President Obama's Inaugural speech included a clutch of promises and observations that will have scientists, medical researchers and environmentalists in the US and around the world breathing a sigh of relief.
"We will restore science to its rightful place, and wield technology's wonders to raise health care's quality and lower its cost," is Obama's key phrase, and it contains a multitude of subtle points.
"Rightful place" is at first a dig at George W. Bush's sidelining of scientific thinking during his two presidential terms. It's no secret that Bush's personal beliefs pushed many science issues into the background, and Obama's words suggest he holds science in higher regard for its role in our modern world. Wielding "technology's wonders" is immediately a powerful phrase underlining the benefits that science and technology can bring, and it is specifically referenced in terms of improving health care, rather than bringing economic success or just "new gadgets."

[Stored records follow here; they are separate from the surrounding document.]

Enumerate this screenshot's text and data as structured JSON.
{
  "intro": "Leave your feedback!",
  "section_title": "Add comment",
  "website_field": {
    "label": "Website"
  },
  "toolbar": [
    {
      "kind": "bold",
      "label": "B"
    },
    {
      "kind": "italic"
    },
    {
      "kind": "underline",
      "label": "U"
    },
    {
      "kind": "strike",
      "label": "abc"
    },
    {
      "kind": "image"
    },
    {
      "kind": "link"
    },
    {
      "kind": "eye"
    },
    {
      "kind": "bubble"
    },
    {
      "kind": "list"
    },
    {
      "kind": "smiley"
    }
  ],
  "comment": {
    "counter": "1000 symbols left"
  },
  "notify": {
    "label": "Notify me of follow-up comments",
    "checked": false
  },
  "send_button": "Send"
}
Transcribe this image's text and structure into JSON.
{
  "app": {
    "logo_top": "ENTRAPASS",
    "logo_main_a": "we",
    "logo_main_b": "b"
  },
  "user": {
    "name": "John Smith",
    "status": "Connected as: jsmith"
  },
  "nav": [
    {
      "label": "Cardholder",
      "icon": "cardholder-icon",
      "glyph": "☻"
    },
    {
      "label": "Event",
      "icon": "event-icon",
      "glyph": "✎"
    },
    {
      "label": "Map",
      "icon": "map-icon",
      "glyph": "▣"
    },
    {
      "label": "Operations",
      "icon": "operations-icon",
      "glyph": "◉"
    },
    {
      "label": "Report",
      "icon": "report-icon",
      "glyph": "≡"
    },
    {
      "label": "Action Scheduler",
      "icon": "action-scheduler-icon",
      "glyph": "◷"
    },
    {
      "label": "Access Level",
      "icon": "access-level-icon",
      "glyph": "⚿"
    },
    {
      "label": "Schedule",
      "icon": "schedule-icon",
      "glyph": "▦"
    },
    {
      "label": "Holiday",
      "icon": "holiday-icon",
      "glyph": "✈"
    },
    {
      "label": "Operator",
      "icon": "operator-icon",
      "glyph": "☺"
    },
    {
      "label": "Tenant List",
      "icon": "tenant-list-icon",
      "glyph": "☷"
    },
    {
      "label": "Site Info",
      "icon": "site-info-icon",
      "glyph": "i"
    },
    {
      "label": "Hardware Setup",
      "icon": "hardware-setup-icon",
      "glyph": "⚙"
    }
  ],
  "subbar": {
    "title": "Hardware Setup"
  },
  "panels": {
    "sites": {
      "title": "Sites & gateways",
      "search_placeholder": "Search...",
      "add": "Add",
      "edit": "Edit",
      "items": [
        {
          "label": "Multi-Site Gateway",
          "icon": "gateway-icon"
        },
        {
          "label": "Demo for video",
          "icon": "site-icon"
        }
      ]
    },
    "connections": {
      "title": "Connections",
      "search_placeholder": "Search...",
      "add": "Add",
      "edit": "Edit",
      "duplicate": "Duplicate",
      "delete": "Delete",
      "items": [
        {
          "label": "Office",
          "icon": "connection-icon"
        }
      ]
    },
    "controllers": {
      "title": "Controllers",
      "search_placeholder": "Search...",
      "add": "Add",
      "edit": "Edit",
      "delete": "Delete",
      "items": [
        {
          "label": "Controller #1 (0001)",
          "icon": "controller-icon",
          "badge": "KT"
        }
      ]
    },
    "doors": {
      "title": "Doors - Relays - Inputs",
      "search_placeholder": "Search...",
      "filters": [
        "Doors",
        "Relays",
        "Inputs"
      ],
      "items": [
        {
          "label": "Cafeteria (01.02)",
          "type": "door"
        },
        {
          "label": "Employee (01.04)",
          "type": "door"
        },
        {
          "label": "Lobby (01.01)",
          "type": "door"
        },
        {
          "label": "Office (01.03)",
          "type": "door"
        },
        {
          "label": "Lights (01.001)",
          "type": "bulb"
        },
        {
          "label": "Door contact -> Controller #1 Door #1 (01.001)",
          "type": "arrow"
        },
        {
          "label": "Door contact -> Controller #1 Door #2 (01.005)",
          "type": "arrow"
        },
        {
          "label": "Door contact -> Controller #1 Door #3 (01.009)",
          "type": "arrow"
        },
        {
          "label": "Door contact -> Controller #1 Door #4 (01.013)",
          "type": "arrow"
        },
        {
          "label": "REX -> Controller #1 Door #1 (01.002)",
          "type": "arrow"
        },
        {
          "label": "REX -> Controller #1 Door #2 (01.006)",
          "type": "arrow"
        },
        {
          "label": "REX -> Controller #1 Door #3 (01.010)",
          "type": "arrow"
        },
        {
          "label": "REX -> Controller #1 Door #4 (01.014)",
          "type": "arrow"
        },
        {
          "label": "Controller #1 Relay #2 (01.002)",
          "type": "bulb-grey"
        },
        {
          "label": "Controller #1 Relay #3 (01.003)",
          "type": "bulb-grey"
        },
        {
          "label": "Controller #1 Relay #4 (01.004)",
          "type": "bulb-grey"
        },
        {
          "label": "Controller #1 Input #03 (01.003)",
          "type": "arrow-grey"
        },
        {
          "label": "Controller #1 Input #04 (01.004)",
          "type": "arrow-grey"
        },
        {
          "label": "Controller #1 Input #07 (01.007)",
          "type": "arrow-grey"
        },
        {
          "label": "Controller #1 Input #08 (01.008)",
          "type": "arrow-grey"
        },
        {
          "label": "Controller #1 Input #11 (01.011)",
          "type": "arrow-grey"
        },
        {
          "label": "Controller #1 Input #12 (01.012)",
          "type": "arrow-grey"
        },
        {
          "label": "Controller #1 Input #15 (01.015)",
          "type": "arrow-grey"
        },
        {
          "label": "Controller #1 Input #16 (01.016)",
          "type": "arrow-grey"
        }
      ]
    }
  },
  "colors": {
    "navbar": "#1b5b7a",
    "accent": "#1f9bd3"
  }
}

While Bush spoke of health care in both his inauguration addresses, it was in broad, political and economic terms: "We will widen the ownership of homes and businesses, retirement savings and health insurance" came in the second, while "Government has great responsibilities for public safety and public health," in the first. Throughout his presidency "tricky" health care issues like high teenage pregnancy rates and stem cell research were dealt with from a decidedly moral, as opposed to scientific viewpoint. "From the day of our Founding, we have proclaimed that every man and woman on this earth has rights, and dignity, and matchless value, because they bear the image of the Maker of Heaven and earth," is a line from Bush's second speech that underlines this—and explains why in 2006 he used the presidential veto to stop a bill that would've freed up more federal money for stem cell research.

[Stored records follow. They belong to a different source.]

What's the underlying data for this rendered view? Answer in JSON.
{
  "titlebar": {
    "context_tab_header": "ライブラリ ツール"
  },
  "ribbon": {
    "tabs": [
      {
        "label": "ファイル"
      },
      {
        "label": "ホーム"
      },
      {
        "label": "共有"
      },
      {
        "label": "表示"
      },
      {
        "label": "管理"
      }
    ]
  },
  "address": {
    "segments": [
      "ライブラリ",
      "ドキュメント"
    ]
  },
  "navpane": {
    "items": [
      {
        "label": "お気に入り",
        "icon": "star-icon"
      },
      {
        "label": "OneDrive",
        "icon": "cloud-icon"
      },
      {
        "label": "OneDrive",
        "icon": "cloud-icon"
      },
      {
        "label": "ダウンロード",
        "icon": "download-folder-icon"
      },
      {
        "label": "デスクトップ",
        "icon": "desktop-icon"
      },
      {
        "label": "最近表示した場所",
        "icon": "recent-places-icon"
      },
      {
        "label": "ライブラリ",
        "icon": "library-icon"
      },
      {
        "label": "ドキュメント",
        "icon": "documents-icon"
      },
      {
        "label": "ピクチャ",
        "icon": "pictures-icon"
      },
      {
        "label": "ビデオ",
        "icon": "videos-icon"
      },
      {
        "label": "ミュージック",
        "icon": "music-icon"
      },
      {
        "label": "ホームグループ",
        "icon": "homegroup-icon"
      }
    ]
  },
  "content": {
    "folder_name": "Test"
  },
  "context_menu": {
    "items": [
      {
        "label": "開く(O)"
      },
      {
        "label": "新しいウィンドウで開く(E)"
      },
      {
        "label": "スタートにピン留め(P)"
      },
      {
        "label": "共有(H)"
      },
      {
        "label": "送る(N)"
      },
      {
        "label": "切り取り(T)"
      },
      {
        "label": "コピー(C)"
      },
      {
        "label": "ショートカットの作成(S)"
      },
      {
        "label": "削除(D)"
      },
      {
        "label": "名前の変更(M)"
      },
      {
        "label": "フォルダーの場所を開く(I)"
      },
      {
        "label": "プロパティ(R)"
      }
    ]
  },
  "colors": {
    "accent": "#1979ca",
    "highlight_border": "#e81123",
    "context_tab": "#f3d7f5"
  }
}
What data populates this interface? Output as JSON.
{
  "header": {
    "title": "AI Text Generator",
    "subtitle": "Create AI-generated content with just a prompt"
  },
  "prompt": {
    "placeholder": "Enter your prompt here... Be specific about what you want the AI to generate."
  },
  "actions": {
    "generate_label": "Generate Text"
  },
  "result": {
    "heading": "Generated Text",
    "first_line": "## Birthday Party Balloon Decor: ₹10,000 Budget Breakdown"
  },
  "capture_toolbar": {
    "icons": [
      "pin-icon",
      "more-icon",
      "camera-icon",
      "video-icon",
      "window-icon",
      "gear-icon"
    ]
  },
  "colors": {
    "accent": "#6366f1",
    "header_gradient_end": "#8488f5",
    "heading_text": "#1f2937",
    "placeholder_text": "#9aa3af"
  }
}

In an interesting moment in 2005 Rep. Henry Waxman clashed very publicly with Bush's science adviser, accusing the administration of actually fudging its scientific models on climate and health care—and of underlining scientific "uncertainty" to quash research and laws with results or intents counter to Bush policies.

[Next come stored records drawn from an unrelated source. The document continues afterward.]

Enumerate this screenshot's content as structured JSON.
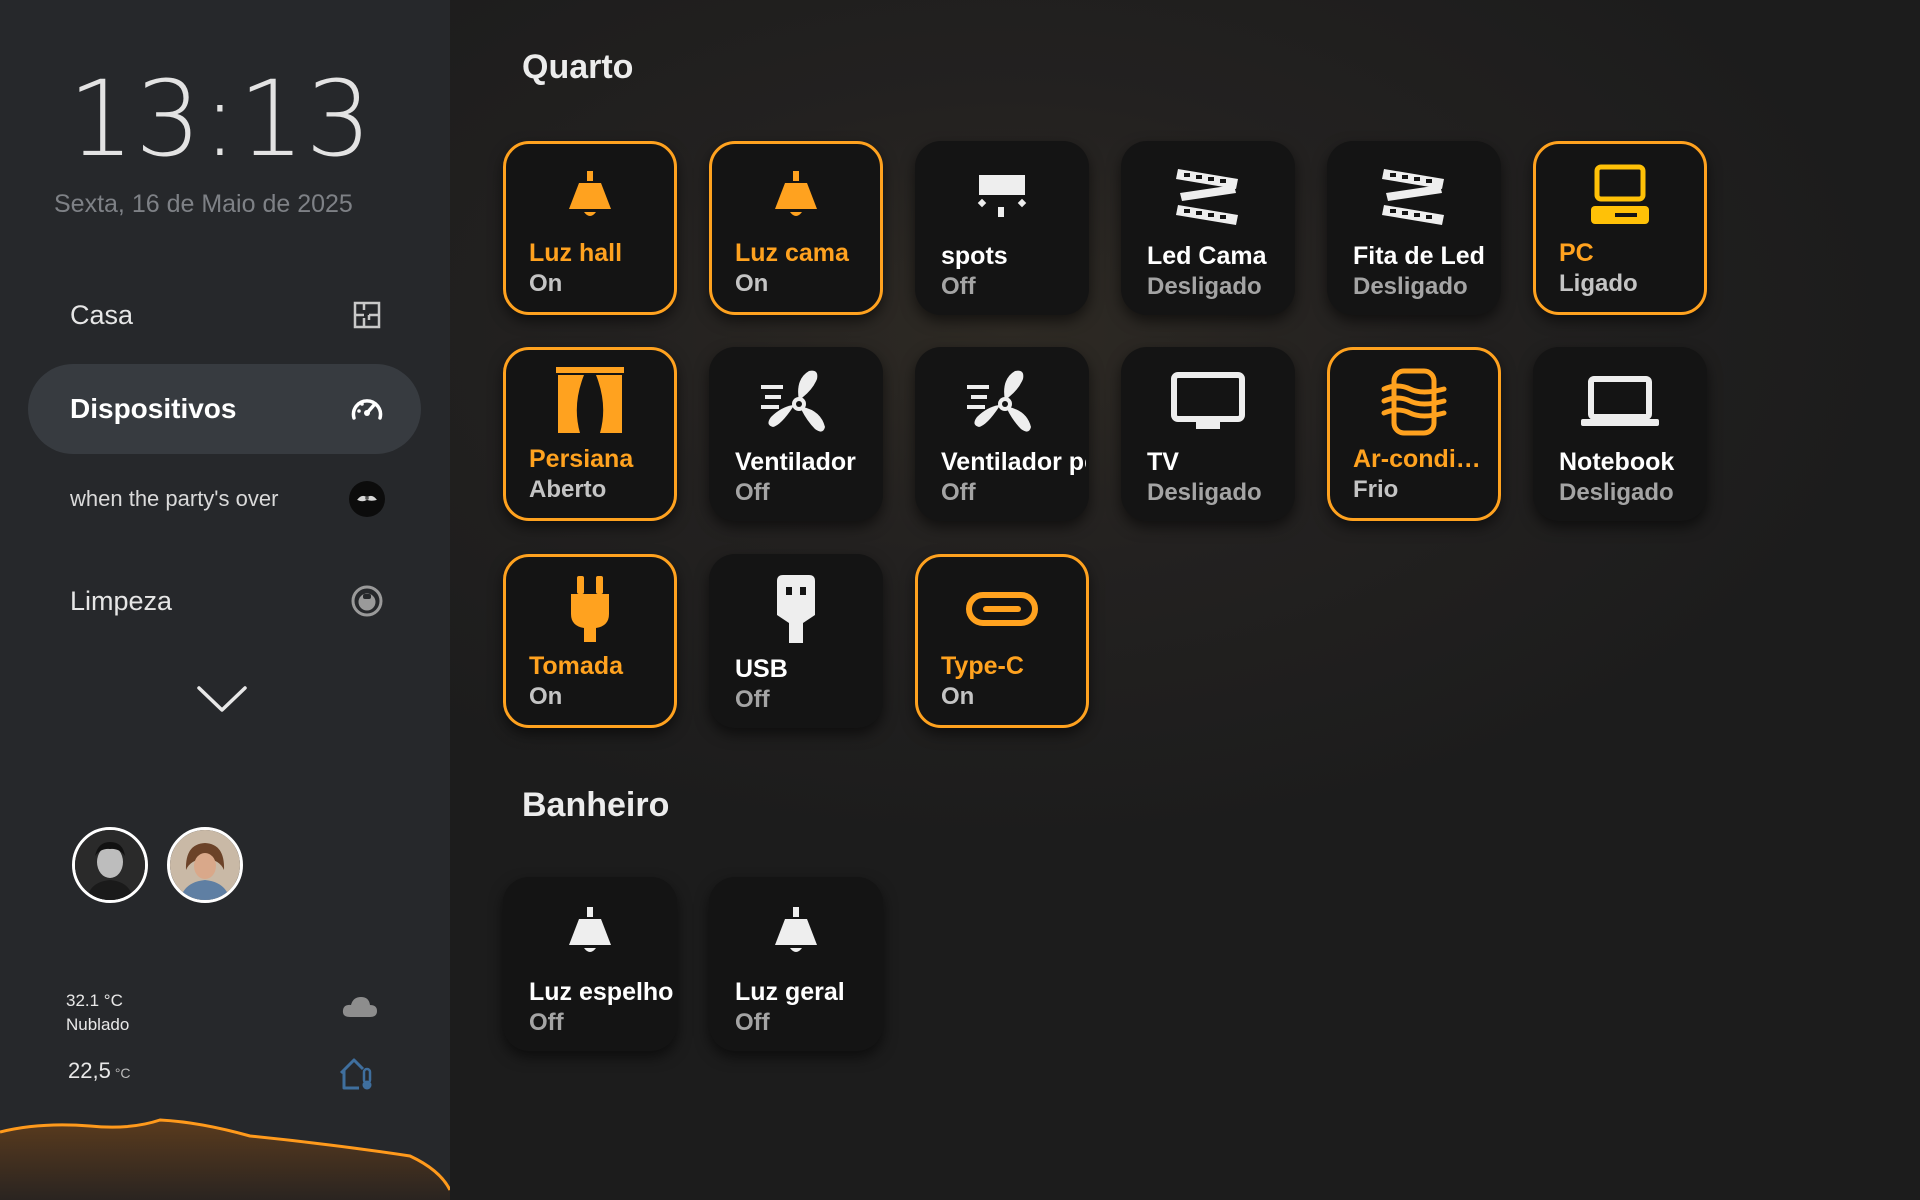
{
  "sidebar": {
    "time": "13:13",
    "date": "Sexta, 16 de Maio de 2025",
    "nav": [
      {
        "label": "Casa",
        "icon": "floorplan-icon"
      },
      {
        "label": "Dispositivos",
        "icon": "speedometer-icon",
        "active": true
      },
      {
        "label": "when the party's over",
        "icon": "album-art-icon"
      },
      {
        "label": "Limpeza",
        "icon": "robot-vacuum-icon"
      }
    ],
    "weather": {
      "temp": "32.1 °C",
      "condition": "Nublado",
      "icon": "cloud-icon"
    },
    "indoor": {
      "value": "22,5",
      "unit": "°C",
      "icon": "home-thermometer-icon"
    }
  },
  "sections": [
    {
      "title": "Quarto",
      "devices": [
        {
          "name": "Luz hall",
          "state": "On",
          "on": true,
          "icon": "ceiling-lamp-icon"
        },
        {
          "name": "Luz cama",
          "state": "On",
          "on": true,
          "icon": "ceiling-lamp-icon"
        },
        {
          "name": "spots",
          "state": "Off",
          "on": false,
          "icon": "spotlight-icon"
        },
        {
          "name": "Led Cama",
          "state": "Desligado",
          "on": false,
          "icon": "led-strip-icon"
        },
        {
          "name": "Fita de Led",
          "state": "Desligado",
          "on": false,
          "icon": "led-strip-icon"
        },
        {
          "name": "PC",
          "state": "Ligado",
          "on": true,
          "icon": "desktop-computer-icon"
        },
        {
          "name": "Persiana",
          "state": "Aberto",
          "on": true,
          "icon": "curtains-icon"
        },
        {
          "name": "Ventilador",
          "state": "Off",
          "on": false,
          "icon": "fan-icon"
        },
        {
          "name": "Ventilador pc",
          "state": "Off",
          "on": false,
          "icon": "fan-icon"
        },
        {
          "name": "TV",
          "state": "Desligado",
          "on": false,
          "icon": "monitor-icon"
        },
        {
          "name": "Ar-condicionado",
          "state": "Frio",
          "on": true,
          "icon": "air-conditioner-icon"
        },
        {
          "name": "Notebook",
          "state": "Desligado",
          "on": false,
          "icon": "laptop-icon"
        },
        {
          "name": "Tomada",
          "state": "On",
          "on": true,
          "icon": "power-plug-icon"
        },
        {
          "name": "USB",
          "state": "Off",
          "on": false,
          "icon": "usb-connector-icon"
        },
        {
          "name": "Type-C",
          "state": "On",
          "on": true,
          "icon": "usb-c-port-icon"
        }
      ]
    },
    {
      "title": "Banheiro",
      "devices": [
        {
          "name": "Luz espelho",
          "state": "Off",
          "on": false,
          "icon": "ceiling-lamp-icon"
        },
        {
          "name": "Luz geral",
          "state": "Off",
          "on": false,
          "icon": "ceiling-lamp-icon"
        }
      ]
    }
  ],
  "colors": {
    "accent": "#ffa21f",
    "tile_bg": "#141414",
    "sidebar_bg": "#26282b",
    "off_icon": "#eeeeee"
  }
}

Climate issues were downplayed often during Bush's early years in power, and in 2002 when the EPA surprised the administration by issuing a report that supported theories that global warming had a significant human component, Bush dismissed it thus:
"I read the report put out by the bureaucracy."
President Obama, on the other hand, made a direct reference to climate issues in his speech, and gave tacit support to the theory global warming is man made: "we will work tirelessly to lessen the nuclear threat, and roll back the spectre of a warming planet." That neatly tied global war catastrophes to the environment too.
Obama also promised to actually respond to the issue of climate change: "We will harness the Sun and the winds and soil to fuel our cars and run our factories," is a guarantee that more environmentally-friendly policies will be coming out of the White House, particularly in terms of alternative energy sources. It's impossible to "consume the world's resources without regard to effect," he noted, going on to suggest that "the world has changed, and we must change with it."
It sounds very much like the winds of change are blowing through the corridors of power in Washington, and bringing new regard for science, medicine, and the environment along with them.